No matter how good a case could be made for a 4 day, 40 hour work week, it's just too scary for them to even consider. Besides, what would they gain by us consuming less oil?
 

Robor

Elite Member
Oct 9, 1999
16,979
0
76
Originally posted by: Engineer
I agree that it will help. I also think that many cities can help gas mileage and consumption by retiming the traffic lights. Too many times a large line of traffic will be stopped (after starting from a major intersection) at a minor intersection just to let one car out. A few Michigan cities help eliminate this by not having left turns. If you want to go left, you go to a U turn lane and make a turn and then turn right onto your intersection. This eliminates holding main lines up for those left turn lights. Also, traffic circles can be used to help eliminate stops altogether.

I agree, there are lots of things that can help gasoline useage even on today's cars. Add new technologies or develope exsiting technologies on the cars and significant mileage gains can be made.

But eliminating 1/5 of the work week driving or so surely would help.

I'd definitely like to see that happen in my area (Pinellas County FL) where we have geniuses removing turn lanes and adding more stop lights.
 

QuantumPion

Diamond Member
Jun 27, 2005
6,010
1
76
I work a 36/44 schedule, which is a nice compromise.

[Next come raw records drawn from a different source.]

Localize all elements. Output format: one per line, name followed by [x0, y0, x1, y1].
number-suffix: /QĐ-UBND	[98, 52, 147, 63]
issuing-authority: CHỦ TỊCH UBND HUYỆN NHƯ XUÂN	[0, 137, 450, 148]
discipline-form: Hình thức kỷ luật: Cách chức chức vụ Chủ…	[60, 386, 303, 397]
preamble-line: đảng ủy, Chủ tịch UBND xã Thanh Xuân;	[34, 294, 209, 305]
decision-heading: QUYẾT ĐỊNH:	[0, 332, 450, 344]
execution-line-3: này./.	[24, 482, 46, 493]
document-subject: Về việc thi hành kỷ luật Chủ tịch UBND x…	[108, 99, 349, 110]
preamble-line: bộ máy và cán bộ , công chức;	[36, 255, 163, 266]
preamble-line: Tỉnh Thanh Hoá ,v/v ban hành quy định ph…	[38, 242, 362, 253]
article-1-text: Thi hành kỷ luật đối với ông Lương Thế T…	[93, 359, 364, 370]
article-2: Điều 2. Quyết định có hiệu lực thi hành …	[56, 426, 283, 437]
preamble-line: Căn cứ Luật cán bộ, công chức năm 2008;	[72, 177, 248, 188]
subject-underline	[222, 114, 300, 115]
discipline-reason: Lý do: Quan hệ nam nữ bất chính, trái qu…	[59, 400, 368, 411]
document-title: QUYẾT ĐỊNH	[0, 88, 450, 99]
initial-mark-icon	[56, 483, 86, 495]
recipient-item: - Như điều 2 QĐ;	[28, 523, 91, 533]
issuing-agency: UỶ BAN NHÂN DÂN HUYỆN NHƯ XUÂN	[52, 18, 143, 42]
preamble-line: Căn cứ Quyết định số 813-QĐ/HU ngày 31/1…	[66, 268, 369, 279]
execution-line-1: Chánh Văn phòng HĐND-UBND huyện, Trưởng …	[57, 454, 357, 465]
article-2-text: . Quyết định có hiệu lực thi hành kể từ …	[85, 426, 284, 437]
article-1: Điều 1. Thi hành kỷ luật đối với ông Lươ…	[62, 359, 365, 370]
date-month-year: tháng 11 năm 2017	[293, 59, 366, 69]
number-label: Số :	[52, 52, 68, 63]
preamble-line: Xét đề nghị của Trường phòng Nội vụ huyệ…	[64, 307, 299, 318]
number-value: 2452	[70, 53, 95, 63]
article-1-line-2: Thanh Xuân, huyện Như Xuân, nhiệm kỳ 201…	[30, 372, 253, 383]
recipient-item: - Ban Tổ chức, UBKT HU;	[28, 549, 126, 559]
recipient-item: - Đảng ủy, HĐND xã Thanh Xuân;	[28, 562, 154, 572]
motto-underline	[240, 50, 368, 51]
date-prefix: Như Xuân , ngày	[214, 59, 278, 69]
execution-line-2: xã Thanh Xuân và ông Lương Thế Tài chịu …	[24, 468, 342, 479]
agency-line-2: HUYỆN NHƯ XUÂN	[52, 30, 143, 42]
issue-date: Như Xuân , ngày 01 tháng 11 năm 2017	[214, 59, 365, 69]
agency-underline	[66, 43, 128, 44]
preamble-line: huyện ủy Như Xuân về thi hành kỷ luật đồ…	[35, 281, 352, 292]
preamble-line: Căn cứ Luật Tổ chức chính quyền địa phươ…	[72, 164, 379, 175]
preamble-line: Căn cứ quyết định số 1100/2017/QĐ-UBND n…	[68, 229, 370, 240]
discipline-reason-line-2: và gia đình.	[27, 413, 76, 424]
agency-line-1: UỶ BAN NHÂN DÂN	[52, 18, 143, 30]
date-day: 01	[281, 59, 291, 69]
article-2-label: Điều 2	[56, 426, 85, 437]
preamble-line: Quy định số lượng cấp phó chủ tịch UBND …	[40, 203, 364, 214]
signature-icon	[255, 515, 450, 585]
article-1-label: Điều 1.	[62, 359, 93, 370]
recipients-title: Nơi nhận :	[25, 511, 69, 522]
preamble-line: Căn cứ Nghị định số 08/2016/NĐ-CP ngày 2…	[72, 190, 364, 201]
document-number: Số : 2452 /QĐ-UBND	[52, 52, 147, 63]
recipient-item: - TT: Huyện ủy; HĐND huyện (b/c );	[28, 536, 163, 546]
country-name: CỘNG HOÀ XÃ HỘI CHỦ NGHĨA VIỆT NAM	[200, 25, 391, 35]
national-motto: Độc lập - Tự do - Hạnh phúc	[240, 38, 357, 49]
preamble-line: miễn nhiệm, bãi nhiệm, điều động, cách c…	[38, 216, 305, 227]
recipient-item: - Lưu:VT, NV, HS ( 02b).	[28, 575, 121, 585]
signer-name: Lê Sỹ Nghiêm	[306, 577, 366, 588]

I don't get burned-out working 10-hour days, but I still get every other Friday off.
 

blackangst1

Lifer
Feb 23, 2005
22,914
2,359
126
Originally posted by: QuantumPion
I work a 36/44 schedule, which is a nice compromise. I don't get burned-out working 10-hour days, but I still get every other Friday off.

Thats my schedule also. Not sure of your days, But I work Sun-Tues and every other Wed 12 hour days. It's awesome.
 

Danman

Lifer
Nov 9, 1999
13,134
0
0
At my previous job, where I was a arm chair QB with systems and network stuff, I could of done majority of my work from home. Unfortunately, the old management believed you weren't productive unless you are in your tiny cube. Again, this was my previous job.

Currently, I do a lot of on-site meetings with clients so I do have some trouble. Although, I make up my own schedule and work when I need to.